RIM - Dancing with the devil

With the amount of hoopla surrounding Apple’s foray into the smartphone market, and the subsequent hit to its potential new competitors, it’s got me thinking once again about shorting the only real Canadian contender in that arena, Research in Motion.

I have a friend who was burned quite badly by RIM in late 2003, around the time the stock was trading in the pre-split $45 dollar range. He had lulled himself into believing that the stock was predictable and that it moved in smooth gradations back and forth, and he profited from the minor ups and downs. Then, RIM did what it’s done quite a few times since, and announced the first of many monster quarters, where it defied all estimates. My friend had a massive, leveraged short on RIM at the time, not unlike many daytraders who try to maximize the reward (and also the risk, as in this case) gleaned from the small, everyday fluctuations of a stock, the fluctuations that Benjamin Graham always attributed to Mr. Market’s schizophrenic nature. That blew up his portfolio and taught me about RIM’s super volatility.

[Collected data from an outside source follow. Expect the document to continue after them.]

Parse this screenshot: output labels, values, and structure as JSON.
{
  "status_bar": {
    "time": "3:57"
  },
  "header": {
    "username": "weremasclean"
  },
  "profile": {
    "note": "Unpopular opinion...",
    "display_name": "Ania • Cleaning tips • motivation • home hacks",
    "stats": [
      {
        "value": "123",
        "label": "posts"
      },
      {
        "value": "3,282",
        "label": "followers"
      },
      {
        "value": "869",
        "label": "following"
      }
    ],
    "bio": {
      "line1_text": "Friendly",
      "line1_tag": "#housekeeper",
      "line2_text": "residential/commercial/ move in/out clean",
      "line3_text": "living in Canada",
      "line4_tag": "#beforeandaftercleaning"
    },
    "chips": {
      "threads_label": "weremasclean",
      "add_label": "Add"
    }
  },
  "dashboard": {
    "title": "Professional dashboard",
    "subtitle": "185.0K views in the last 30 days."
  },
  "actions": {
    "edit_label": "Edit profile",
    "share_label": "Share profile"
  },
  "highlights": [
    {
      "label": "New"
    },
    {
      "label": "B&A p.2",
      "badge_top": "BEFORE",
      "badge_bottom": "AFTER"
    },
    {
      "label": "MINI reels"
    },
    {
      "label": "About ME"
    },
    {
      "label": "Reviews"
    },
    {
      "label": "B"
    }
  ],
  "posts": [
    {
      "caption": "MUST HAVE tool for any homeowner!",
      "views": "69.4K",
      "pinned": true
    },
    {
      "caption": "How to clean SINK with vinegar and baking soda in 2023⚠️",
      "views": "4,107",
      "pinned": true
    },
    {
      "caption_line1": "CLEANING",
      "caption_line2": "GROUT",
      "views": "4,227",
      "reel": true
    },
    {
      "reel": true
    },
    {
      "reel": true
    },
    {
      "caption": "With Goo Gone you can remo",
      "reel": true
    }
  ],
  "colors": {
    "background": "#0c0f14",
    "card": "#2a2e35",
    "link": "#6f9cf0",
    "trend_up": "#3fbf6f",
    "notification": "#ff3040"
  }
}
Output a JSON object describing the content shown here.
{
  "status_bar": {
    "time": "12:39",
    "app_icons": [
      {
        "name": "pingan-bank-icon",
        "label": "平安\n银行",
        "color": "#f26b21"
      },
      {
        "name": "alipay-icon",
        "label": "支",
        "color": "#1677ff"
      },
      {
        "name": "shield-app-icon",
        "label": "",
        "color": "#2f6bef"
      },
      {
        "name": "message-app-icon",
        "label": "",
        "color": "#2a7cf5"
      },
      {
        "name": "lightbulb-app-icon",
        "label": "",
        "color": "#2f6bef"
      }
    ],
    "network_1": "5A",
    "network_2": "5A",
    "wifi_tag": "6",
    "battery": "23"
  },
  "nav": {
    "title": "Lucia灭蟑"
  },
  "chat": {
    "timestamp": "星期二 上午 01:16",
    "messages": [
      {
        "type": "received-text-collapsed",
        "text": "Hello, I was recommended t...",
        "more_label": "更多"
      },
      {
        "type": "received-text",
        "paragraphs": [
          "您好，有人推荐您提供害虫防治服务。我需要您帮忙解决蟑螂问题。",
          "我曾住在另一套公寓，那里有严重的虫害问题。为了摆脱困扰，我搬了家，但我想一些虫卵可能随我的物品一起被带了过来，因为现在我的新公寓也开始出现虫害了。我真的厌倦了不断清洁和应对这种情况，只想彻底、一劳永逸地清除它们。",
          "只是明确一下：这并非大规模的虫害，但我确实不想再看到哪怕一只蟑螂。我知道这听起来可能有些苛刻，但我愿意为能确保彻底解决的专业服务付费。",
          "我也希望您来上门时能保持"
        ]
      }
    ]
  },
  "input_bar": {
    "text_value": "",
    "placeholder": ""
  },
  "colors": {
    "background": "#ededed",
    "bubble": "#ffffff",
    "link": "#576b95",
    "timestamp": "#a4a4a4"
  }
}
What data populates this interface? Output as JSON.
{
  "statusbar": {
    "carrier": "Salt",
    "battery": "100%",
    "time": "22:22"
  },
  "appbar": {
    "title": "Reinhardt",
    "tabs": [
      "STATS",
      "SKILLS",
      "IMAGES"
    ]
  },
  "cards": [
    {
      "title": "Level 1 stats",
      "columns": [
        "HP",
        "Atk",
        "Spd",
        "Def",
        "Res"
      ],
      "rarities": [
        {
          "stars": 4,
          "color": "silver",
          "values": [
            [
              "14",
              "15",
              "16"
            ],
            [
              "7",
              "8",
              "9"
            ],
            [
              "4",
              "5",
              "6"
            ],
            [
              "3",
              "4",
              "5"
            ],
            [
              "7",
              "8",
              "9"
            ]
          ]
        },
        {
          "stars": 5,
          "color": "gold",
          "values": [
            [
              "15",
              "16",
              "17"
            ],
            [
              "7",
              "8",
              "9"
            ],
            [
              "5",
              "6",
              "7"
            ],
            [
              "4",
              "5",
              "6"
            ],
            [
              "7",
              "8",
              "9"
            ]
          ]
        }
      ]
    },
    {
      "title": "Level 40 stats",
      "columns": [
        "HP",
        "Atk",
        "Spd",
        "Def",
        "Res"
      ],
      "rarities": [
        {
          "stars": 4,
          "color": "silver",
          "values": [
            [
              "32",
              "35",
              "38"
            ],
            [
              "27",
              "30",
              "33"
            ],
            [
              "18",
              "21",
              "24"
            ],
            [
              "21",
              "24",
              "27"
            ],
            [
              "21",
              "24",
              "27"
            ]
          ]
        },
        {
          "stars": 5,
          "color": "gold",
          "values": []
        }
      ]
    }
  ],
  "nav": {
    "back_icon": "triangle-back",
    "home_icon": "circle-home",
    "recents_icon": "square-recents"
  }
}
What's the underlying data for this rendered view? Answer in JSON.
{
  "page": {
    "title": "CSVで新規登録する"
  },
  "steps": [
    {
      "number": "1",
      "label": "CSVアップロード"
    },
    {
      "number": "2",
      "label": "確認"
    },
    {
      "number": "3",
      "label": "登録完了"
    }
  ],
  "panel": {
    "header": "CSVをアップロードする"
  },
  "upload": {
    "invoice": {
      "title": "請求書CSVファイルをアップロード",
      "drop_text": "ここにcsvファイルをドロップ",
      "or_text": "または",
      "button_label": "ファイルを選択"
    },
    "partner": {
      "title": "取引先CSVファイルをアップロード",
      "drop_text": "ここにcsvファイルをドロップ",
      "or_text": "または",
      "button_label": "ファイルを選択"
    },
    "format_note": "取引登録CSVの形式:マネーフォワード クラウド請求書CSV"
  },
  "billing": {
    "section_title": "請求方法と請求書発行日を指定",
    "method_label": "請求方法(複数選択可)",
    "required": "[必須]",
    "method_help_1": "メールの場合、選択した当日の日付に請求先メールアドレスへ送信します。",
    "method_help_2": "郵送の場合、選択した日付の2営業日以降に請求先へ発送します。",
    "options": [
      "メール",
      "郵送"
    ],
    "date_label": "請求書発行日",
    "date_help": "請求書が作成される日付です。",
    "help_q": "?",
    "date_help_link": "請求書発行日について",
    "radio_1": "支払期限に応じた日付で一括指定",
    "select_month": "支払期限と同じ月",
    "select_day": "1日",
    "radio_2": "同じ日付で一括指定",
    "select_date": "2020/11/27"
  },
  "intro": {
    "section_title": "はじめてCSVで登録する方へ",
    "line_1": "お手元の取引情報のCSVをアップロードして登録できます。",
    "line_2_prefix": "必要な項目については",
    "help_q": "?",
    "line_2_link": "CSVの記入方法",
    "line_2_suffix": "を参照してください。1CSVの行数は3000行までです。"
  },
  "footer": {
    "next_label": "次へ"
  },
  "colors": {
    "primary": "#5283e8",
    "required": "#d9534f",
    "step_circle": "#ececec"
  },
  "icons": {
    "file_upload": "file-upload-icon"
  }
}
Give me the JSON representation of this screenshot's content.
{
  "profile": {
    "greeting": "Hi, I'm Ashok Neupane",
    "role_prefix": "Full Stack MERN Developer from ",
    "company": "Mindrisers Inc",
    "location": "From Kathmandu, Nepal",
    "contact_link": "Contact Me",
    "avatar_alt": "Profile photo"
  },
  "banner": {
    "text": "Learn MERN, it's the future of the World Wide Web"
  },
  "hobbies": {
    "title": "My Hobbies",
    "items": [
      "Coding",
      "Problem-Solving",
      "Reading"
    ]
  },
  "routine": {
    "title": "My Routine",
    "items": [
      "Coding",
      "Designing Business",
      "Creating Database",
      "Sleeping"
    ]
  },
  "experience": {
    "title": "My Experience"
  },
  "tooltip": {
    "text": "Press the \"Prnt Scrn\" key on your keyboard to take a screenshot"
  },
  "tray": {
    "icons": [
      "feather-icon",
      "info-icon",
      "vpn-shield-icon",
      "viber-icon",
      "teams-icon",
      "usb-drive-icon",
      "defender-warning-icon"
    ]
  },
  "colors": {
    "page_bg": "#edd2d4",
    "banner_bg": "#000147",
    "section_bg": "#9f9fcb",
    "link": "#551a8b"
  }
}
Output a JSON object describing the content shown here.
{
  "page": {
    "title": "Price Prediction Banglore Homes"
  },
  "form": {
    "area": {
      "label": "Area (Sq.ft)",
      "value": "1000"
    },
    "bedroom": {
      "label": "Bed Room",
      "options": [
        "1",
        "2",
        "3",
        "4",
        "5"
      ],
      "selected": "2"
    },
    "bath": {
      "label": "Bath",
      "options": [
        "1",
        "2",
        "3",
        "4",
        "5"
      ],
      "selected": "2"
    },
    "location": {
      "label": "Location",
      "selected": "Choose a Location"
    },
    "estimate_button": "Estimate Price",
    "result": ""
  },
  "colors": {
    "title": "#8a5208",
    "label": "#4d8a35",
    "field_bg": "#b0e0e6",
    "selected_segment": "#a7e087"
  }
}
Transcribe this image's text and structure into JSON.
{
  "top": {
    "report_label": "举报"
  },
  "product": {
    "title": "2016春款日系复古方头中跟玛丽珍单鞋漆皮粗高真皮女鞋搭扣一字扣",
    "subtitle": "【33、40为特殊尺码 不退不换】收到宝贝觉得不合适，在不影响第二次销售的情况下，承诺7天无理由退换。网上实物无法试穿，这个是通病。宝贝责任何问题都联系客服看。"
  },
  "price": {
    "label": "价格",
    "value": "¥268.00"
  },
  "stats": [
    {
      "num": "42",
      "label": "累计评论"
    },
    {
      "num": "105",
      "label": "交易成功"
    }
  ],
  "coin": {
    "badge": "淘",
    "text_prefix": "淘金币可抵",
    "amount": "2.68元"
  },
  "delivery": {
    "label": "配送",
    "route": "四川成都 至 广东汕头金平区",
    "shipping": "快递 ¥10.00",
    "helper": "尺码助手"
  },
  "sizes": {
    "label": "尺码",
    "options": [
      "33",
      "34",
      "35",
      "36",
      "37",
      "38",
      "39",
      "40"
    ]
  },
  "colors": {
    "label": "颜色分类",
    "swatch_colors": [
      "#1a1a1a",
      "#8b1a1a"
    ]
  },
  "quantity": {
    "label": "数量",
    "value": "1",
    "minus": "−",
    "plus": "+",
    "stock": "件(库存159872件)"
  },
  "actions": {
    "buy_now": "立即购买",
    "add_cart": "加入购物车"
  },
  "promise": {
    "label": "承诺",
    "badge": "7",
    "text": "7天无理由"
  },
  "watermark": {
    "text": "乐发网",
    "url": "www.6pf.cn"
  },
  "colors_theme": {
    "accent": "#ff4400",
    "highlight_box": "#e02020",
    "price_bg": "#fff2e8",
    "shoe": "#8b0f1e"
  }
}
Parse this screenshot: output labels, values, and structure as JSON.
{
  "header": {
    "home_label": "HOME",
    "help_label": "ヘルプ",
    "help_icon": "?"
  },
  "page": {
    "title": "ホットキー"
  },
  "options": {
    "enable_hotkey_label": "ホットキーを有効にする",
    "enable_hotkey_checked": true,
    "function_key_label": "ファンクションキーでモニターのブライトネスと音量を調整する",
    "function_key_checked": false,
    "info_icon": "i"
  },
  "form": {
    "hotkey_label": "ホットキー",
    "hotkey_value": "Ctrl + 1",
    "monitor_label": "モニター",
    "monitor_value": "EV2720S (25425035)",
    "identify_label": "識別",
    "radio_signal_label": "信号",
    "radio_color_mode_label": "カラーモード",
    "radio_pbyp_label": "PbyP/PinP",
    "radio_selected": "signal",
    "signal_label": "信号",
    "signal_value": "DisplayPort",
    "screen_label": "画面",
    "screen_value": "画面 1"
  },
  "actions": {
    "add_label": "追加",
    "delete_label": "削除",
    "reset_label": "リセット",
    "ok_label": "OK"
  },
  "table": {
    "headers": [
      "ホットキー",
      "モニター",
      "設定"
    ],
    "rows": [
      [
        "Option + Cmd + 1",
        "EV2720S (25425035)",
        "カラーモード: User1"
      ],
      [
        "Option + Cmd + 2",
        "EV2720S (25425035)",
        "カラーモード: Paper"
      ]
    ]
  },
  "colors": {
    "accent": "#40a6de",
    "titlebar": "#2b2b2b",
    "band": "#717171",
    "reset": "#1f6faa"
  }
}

Still, in 2007 RIM does seem a touch pricey, but pricey enough to warrant a short, or a LEAP put? At a P/E of nearly 70, it’s certainly not a value stock, but they have a serious lock on the enterprise email segment through partnerships and being first-mover. (Or at least, first successful mover — Infowave was in the market at the same time but did not have the killer Blackberry hardware and a true “push” email link with Microsoft Exchange Server, the backend to the ubiquitous Outlook; I was an investor in IW and watched as my “value” purchase of the stock at around the $30 market, after a major fall from triple digits, turned into a literal (ha’)penny stock.) There was some news about competitors in the past, including Nokia, but I suspect it’s no longer strictly technology that can put a crimp in RIM’s hold on that market as much as better deal-making on the part of their competitors.

To keep their growth alive, RIM put out the Blackberry Pearl not that long ago, its great hope in the smartphone wars. It’s questionable to me how big the smartphone market is, though. Analysts bandy about numbers, but what it comes down to is whether or not the majority of people really want to have all-in-one devices. It seems strange to see us creeping back in on this concept of convergence which was so popular in the late 90s, but which died an ignominous death in the tech blow-up of 2000. The new iPhone (or whatever it may end up being called, if the Cisco lawsuit is more than sabre-rattling) is certainly a stylish addition to the space, but again, how many people want a combination camera, music player, cellphone, PDA? There’s a solid, hardcore gadget-fan population that will buy that kind of thing before they eat breakfast, but in terms of everyday use, most users will view that as overkill. How far does the Apple sheen go, anyhow? (Steve Jobs was also the guy behind NeXT, so it’s not like he’s completely infallible.) Will RIM’s solid but sort of pedestrian Pearl, with its current availability — a la the XBox 360 versus the PS3 — and cheaper price point, be affected as greatly as some people seem to think? And is the smartphone market as big as either of these players, RIM or Apple (or Motorola and Palm) seem to think? I suspect that there’s a kind of “smartphone aura” that’s injected a bubbly premium into these stocks.

With that said, though… who’s really brave enough to short RIM? My view of shorting, learned from some experience, is that it’s really not a great idea to short a company’s stock unless you think that company is going to go bankrupt or that it is so spectacularly mismanaged and problematic that it may as well. It helps, too, if the company is in a dying or dead industry, to add that extra oomph. Does RIM fall into that category? Not really, so for me I’d likely employ a long-term put if I wanted to participate in any “return to earth”, but even then I find RIM has been so completely unpredictable in the past that I’d rather just avoid it for now. Those folks who shorted RIM in early 2006 at $85 would have had a pretty hard time predicting that after all that patent litigation cleared up, the stock would climb as much as it did, and I’m sure more than just my friend’s shirt has been lost trying to tame this beast.

3 Responses to “RIM - Dancing with the devil”

  1. MillionDollarJourney.com Says:

    First time visitor! Great blog! Good to see a pure investing blog with a Canadian perspective.

    RIM looks like a technical sell in my eyes. Negative/bearish MACD divergence.

    Best Regards,
    FrugalTrader
    http://www.MillionDollarJourney.com

  2. Nelson Yee Says:

    Thanks for the compliment.

  3. ras Says:

    this article does not really make sense! so many “soft” spots, no logic whatsoever! sounds like a desperate attempt to fill the blank white sheet of paper with “smart” thoughts. haven’t learned anything, anything new.